I am working on designing a solution with HA and load distribution. I have a question about how the relationship can be built between a worker node and master node to support HA (Fault Tolerance) and load distribution.
My understanding that a worker node is managed by a master node which means that during the building of a worker node, we make it join a master node in order to build the trust and link with the master node.
So now if I want to build HA for the cluster on the master node:
Going to the worker node:
So my questions are:
on the 3 master nodes, should we have a controller?
I'm not sure what controller you are talking about (A Kubernetes controller? The kube-controller-manager?). In summary, all the master nodes would have the same Kubernetes components: kube-apiserver, kube-scheduler, kube-controller-manager, kube-proxy, runtime, etc.
Can we link the worker node to the 3 master nodes? if Yes, What is the benefit of that? Isn't it better to use the loadbalancer/VIP? Will, in that case, we still have the limitation of 5000 nodes? or can it be up to 5000X3 worker nodes?
If you have a 3 master setup, one is active (leader) and the others are in standby, there's only one leader established by a configured quorum for these components, so it's not that you can scale 5000x3 nodes, the limit of 5000 would still apply because you are always talking to the leader.
Can we have a cluster of API-server with active-passive just like we do in etcd? even if we can do it just using a set of configurations in the initialization phase?
That's the way it works.
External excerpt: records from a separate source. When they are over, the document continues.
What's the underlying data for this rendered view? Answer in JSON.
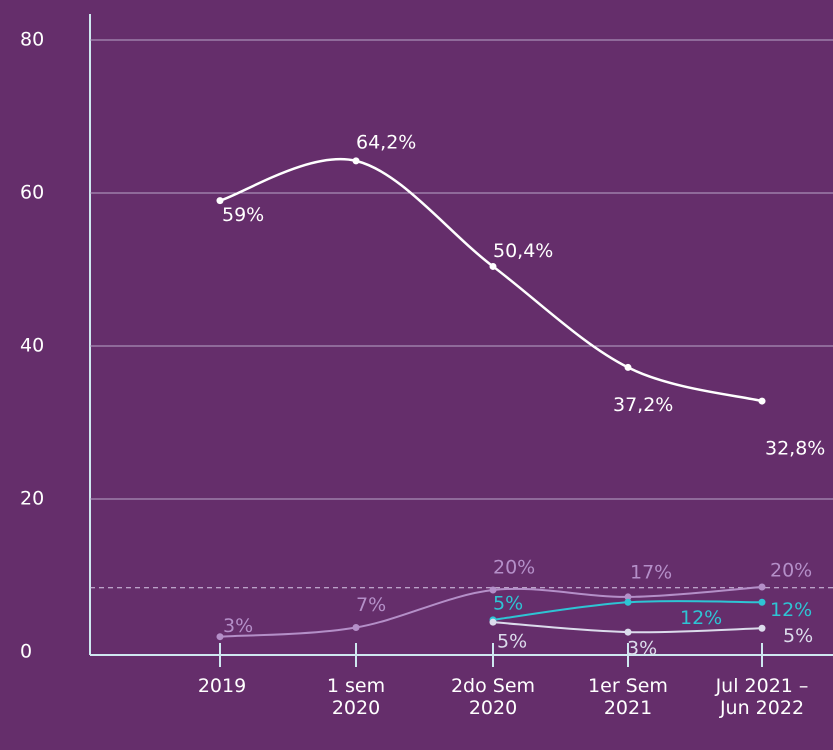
{
  "chart_data": {
    "type": "line",
    "categories": [
      "2019",
      "1 sem\n2020",
      "2do Sem\n2020",
      "1er Sem\n2021",
      "Jul 2021 –\nJun 2022"
    ],
    "series": [
      {
        "color": "#ffffff",
        "values": [
          59,
          64.2,
          50.4,
          37.2,
          32.8
        ],
        "value_labels": [
          "59%",
          "64,2%",
          "50,4%",
          "37,2%",
          "32,8%"
        ]
      },
      {
        "color": "#b48fc8",
        "values": [
          2,
          3.2,
          8.1,
          7.2,
          8.5
        ],
        "annotations": [
          "3%",
          "7%",
          "20%",
          "17%",
          "20%"
        ]
      },
      {
        "color": "#2ec4d4",
        "values": [
          null,
          null,
          4.2,
          6.5,
          6.5
        ],
        "annotations": [
          null,
          null,
          "5%",
          "12%",
          "12%"
        ]
      },
      {
        "color": "#dcdcec",
        "values": [
          null,
          null,
          3.9,
          2.6,
          3.1
        ],
        "annotations": [
          null,
          null,
          "5%",
          "3%",
          "5%"
        ]
      }
    ],
    "reference_line": 8.4,
    "ylim": [
      0,
      80
    ],
    "yticks": [
      0,
      20,
      40,
      60,
      80
    ],
    "grid": true
  }
}
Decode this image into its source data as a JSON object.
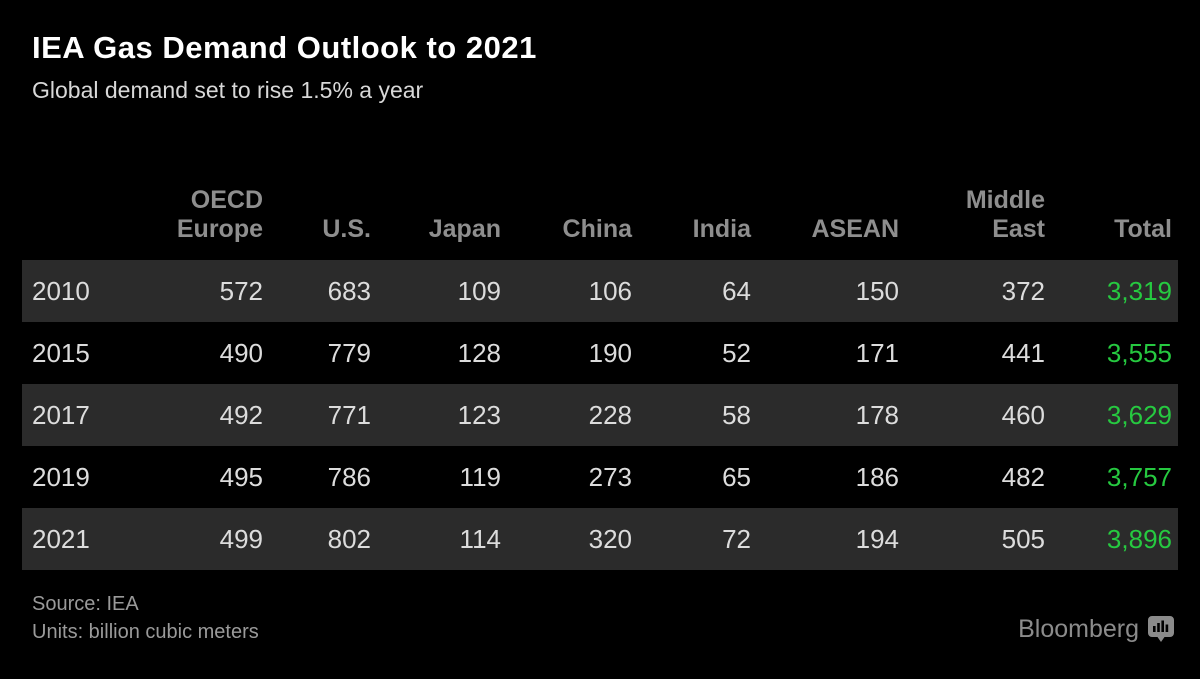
{
  "header": {
    "title": "IEA Gas Demand Outlook to 2021",
    "subtitle": "Global demand set to rise 1.5% a year"
  },
  "chart_data": {
    "type": "table",
    "title": "IEA Gas Demand Outlook to 2021",
    "subtitle": "Global demand set to rise 1.5% a year",
    "units": "billion cubic meters",
    "source": "IEA",
    "columns": [
      "OECD\nEurope",
      "U.S.",
      "Japan",
      "China",
      "India",
      "ASEAN",
      "Middle\nEast",
      "Total"
    ],
    "rows": [
      {
        "year": "2010",
        "values": [
          572,
          683,
          109,
          106,
          64,
          150,
          372
        ],
        "total": "3,319"
      },
      {
        "year": "2015",
        "values": [
          490,
          779,
          128,
          190,
          52,
          171,
          441
        ],
        "total": "3,555"
      },
      {
        "year": "2017",
        "values": [
          492,
          771,
          123,
          228,
          58,
          178,
          460
        ],
        "total": "3,629"
      },
      {
        "year": "2019",
        "values": [
          495,
          786,
          119,
          273,
          65,
          186,
          482
        ],
        "total": "3,757"
      },
      {
        "year": "2021",
        "values": [
          499,
          802,
          114,
          320,
          72,
          194,
          505
        ],
        "total": "3,896"
      }
    ]
  },
  "footer": {
    "source_line": "Source: IEA",
    "units_line": "Units: billion cubic meters",
    "brand": "Bloomberg"
  },
  "colors": {
    "background": "#000000",
    "row_stripe": "#2b2b2b",
    "header_text": "#8e8e8e",
    "cell_text": "#dcdcdc",
    "total_green": "#26c940",
    "title_text": "#ffffff",
    "subtitle_text": "#d8d8d8",
    "footer_text": "#9a9a9a",
    "brand_text": "#8b8b8b"
  }
}
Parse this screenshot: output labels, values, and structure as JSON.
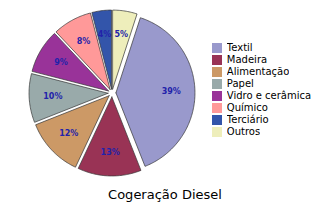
{
  "chart_data": {
    "type": "pie",
    "title": "Cogeração Diesel",
    "categories": [
      "Textil",
      "Madeira",
      "Alimentação",
      "Papel",
      "Vidro e cerâmica",
      "Químico",
      "Terciário",
      "Outros"
    ],
    "values": [
      39,
      13,
      12,
      10,
      9,
      8,
      4,
      5
    ],
    "value_labels": [
      "39%",
      "13%",
      "12%",
      "10%",
      "9%",
      "8%",
      "4%",
      "5%"
    ],
    "colors": [
      "#9999cc",
      "#993355",
      "#cc9966",
      "#99aaaa",
      "#993399",
      "#ff9999",
      "#3355aa",
      "#eeeebb"
    ],
    "data_labels": true,
    "legend": "right"
  }
}
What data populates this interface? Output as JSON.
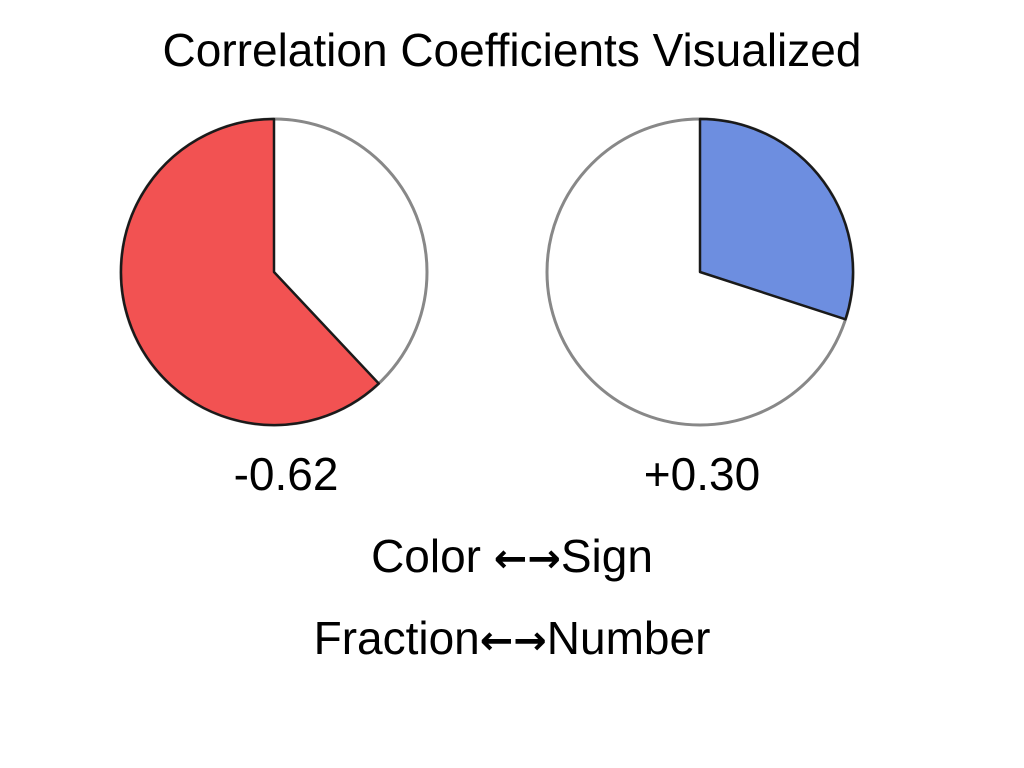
{
  "title": "Correlation Coefficients Visualized",
  "chart_data": {
    "type": "pie",
    "charts": [
      {
        "value": -0.62,
        "label": "-0.62",
        "fraction": 0.62,
        "color": "#f25252"
      },
      {
        "value": 0.3,
        "label": "+0.30",
        "fraction": 0.3,
        "color": "#6d8ee0"
      }
    ],
    "remainder_color": "#ffffff"
  },
  "legend": {
    "line1": {
      "left": "Color ",
      "arrows": "←→",
      "right": "Sign"
    },
    "line2": {
      "left": "Fraction",
      "arrows": "←→",
      "right": "Number"
    }
  }
}
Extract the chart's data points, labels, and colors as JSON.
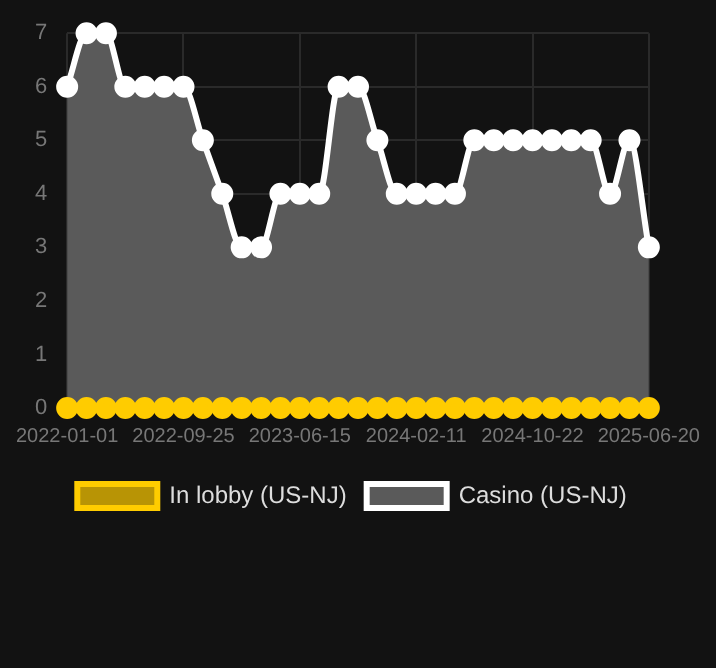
{
  "chart_data": {
    "type": "line",
    "categories": [
      "2022-01-01",
      null,
      null,
      null,
      null,
      null,
      "2022-09-25",
      null,
      null,
      null,
      null,
      null,
      "2023-06-15",
      null,
      null,
      null,
      null,
      null,
      "2024-02-11",
      null,
      null,
      null,
      null,
      null,
      "2024-10-22",
      null,
      null,
      null,
      null,
      null,
      "2025-06-20"
    ],
    "series": [
      {
        "name": "In lobby (US-NJ)",
        "color": "#ffcc00",
        "values": [
          0,
          0,
          0,
          0,
          0,
          0,
          0,
          0,
          0,
          0,
          0,
          0,
          0,
          0,
          0,
          0,
          0,
          0,
          0,
          0,
          0,
          0,
          0,
          0,
          0,
          0,
          0,
          0,
          0,
          0,
          0
        ]
      },
      {
        "name": "Casino (US-NJ)",
        "type": "area",
        "color": "#ffffff",
        "values": [
          6,
          7,
          7,
          6,
          6,
          6,
          6,
          5,
          4,
          3,
          3,
          4,
          4,
          4,
          6,
          6,
          5,
          4,
          4,
          4,
          4,
          5,
          5,
          5,
          5,
          5,
          5,
          5,
          4,
          5,
          3
        ]
      }
    ],
    "ylim": [
      0,
      7
    ],
    "yticks": [
      0,
      1,
      2,
      3,
      4,
      5,
      6,
      7
    ],
    "grid": true,
    "legend": "bottom",
    "marker": "circle"
  }
}
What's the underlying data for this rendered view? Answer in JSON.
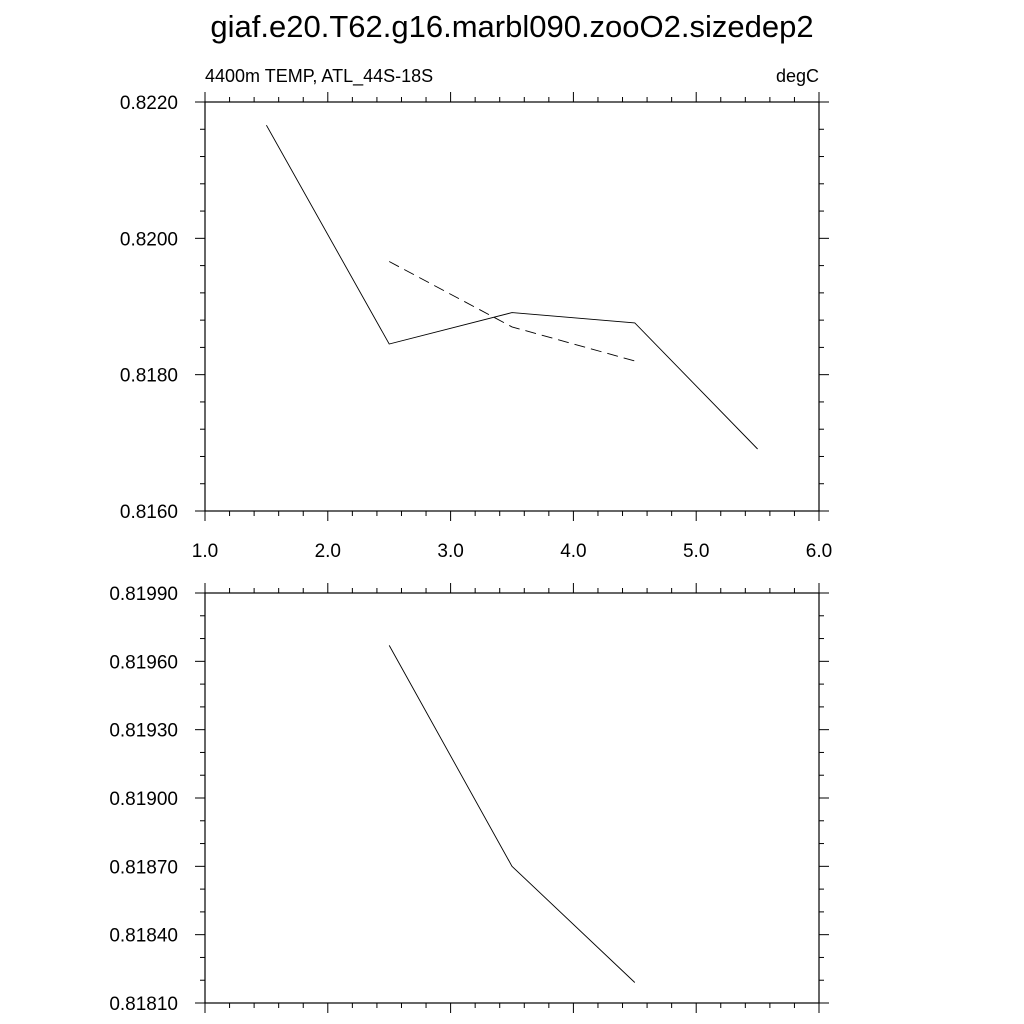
{
  "title": "giaf.e20.T62.g16.marbl090.zooO2.sizedep2",
  "chart_data": [
    {
      "type": "line",
      "left_label": "4400m TEMP, ATL_44S-18S",
      "right_label": "degC",
      "xlim": [
        1.0,
        6.0
      ],
      "ylim": [
        0.816,
        0.822
      ],
      "xticks": [
        1.0,
        2.0,
        3.0,
        4.0,
        5.0,
        6.0
      ],
      "xtick_labels": [
        "1.0",
        "2.0",
        "3.0",
        "4.0",
        "5.0",
        "6.0"
      ],
      "yticks": [
        0.816,
        0.818,
        0.82,
        0.822
      ],
      "ytick_labels": [
        "0.8160",
        "0.8180",
        "0.8200",
        "0.8220"
      ],
      "series": [
        {
          "style": "solid",
          "x": [
            1.5,
            2.5,
            3.5,
            4.5,
            5.5
          ],
          "y": [
            0.82166,
            0.81845,
            0.81891,
            0.81876,
            0.81691
          ]
        },
        {
          "style": "dashed",
          "x": [
            2.5,
            3.5,
            4.5
          ],
          "y": [
            0.81966,
            0.8187,
            0.8182
          ]
        }
      ]
    },
    {
      "type": "line",
      "xlim": [
        1.0,
        6.0
      ],
      "ylim": [
        0.8181,
        0.8199
      ],
      "xticks": [
        1.0,
        2.0,
        3.0,
        4.0,
        5.0,
        6.0
      ],
      "yticks": [
        0.8181,
        0.8184,
        0.8187,
        0.819,
        0.8193,
        0.8196,
        0.8199
      ],
      "ytick_labels": [
        "0.81810",
        "0.81840",
        "0.81870",
        "0.81900",
        "0.81930",
        "0.81960",
        "0.81990"
      ],
      "series": [
        {
          "style": "solid",
          "x": [
            2.5,
            3.5,
            4.5
          ],
          "y": [
            0.81967,
            0.8187,
            0.81819
          ]
        }
      ]
    }
  ]
}
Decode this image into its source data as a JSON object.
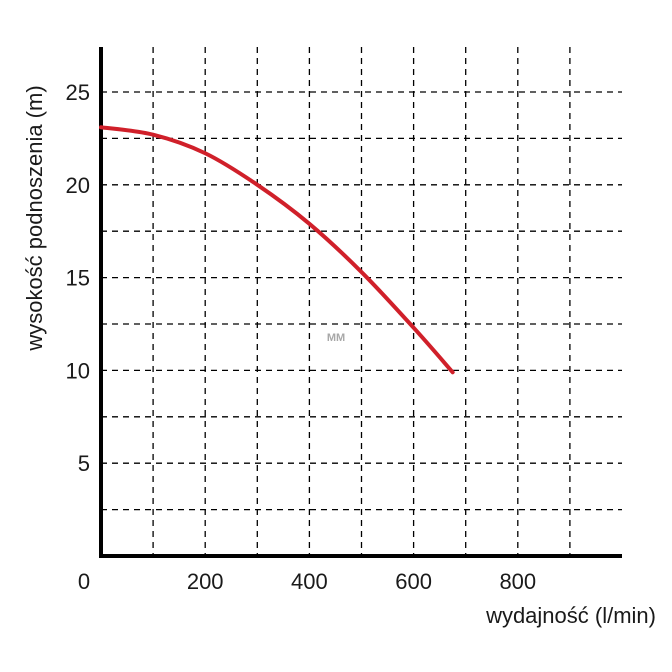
{
  "chart_data": {
    "type": "line",
    "xlabel": "wydajność (l/min)",
    "ylabel": "wysokość podnoszenia (m)",
    "xlim": [
      0,
      1000
    ],
    "ylim": [
      0,
      27.5
    ],
    "x_ticks": [
      0,
      200,
      400,
      600,
      800
    ],
    "y_ticks": [
      5,
      10,
      15,
      20,
      25
    ],
    "x_grid": [
      100,
      200,
      300,
      400,
      500,
      600,
      700,
      800,
      900
    ],
    "y_grid": [
      2.5,
      5,
      7.5,
      10,
      12.5,
      15,
      17.5,
      20,
      22.5,
      25
    ],
    "grid": true,
    "watermark": "MM",
    "colors": {
      "series": "#d0202a",
      "axis": "#000000",
      "grid": "#000000"
    },
    "series": [
      {
        "x": [
          0,
          100,
          200,
          300,
          400,
          500,
          600,
          675
        ],
        "y": [
          23.1,
          22.7,
          21.7,
          20.0,
          17.9,
          15.3,
          12.3,
          9.9
        ]
      }
    ]
  }
}
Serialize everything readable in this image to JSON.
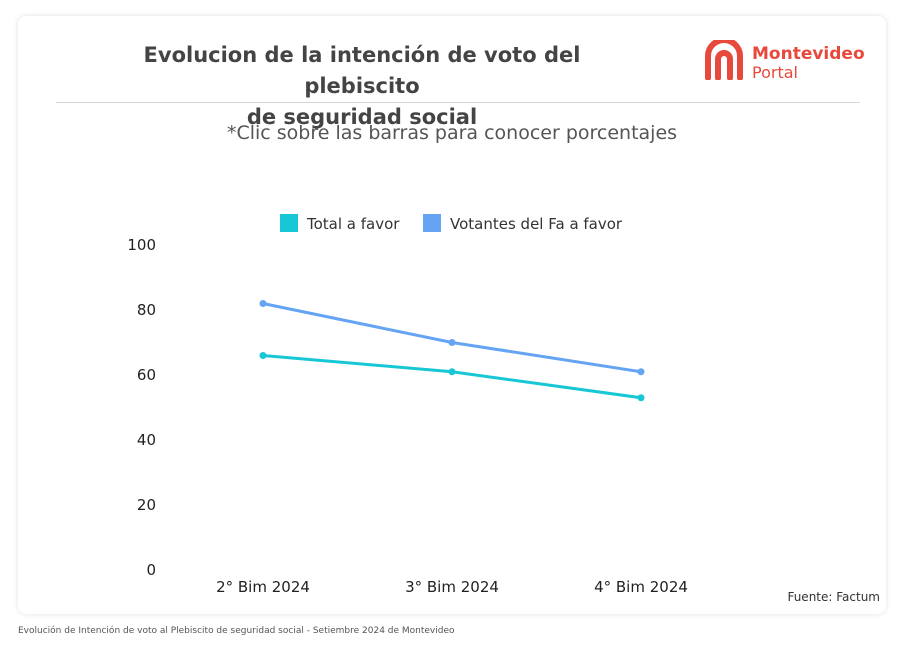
{
  "header": {
    "title_line1": "Evolucion de la intención de voto del plebiscito",
    "title_line2": "de seguridad social",
    "logo": {
      "icon": "montevideo-portal-arch-logo",
      "line1": "Montevideo",
      "line2": "Portal",
      "color": "#e8493d"
    }
  },
  "subtitle": "*Clic sobre las barras para conocer porcentajes",
  "chart_data": {
    "type": "line",
    "categories": [
      "2° Bim 2024",
      "3° Bim 2024",
      "4° Bim 2024"
    ],
    "series": [
      {
        "name": "Total a favor",
        "values": [
          66,
          61,
          53
        ],
        "color": "#17c7d6"
      },
      {
        "name": "Votantes del Fa a favor",
        "values": [
          82,
          70,
          61
        ],
        "color": "#64a4f2"
      }
    ],
    "ylim": [
      0,
      100
    ],
    "yticks": [
      0,
      20,
      40,
      60,
      80,
      100
    ],
    "grid": false,
    "legend": "top-center"
  },
  "source": "Fuente: Factum",
  "caption": "Evolución de Intención de voto al Plebiscito de seguridad social - Setiembre 2024 de Montevideo"
}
In a 3 master setup, there's 1 active and 2 passive, in a 5 master set up there 1 active and 5 passive.
Hope it helps!
Yes I am talking about the kube control manager. Now I know that it will run in a leader slave mode, I mean the kube control manager as well the kube schedule. so only one master is leading those.
Yes I was thinking as well that it is not going to scale above the 5000 (the limits of a master node).
I am not sure that kube api server runs in a leader slave cluster that is why I believe we need to put a solution above it to hide the real api server ip or dns.
I was more told by a colleague that we can have multiple api servers to the same worker node, I have not tried it myself but I truly suspect that it will work and I still believe the option of a DNS server just like Ruote 53 or a Proxy like nigix or even a hardware balancer as F5 should be the possible options to let the worker communicate with the active master without depending on it.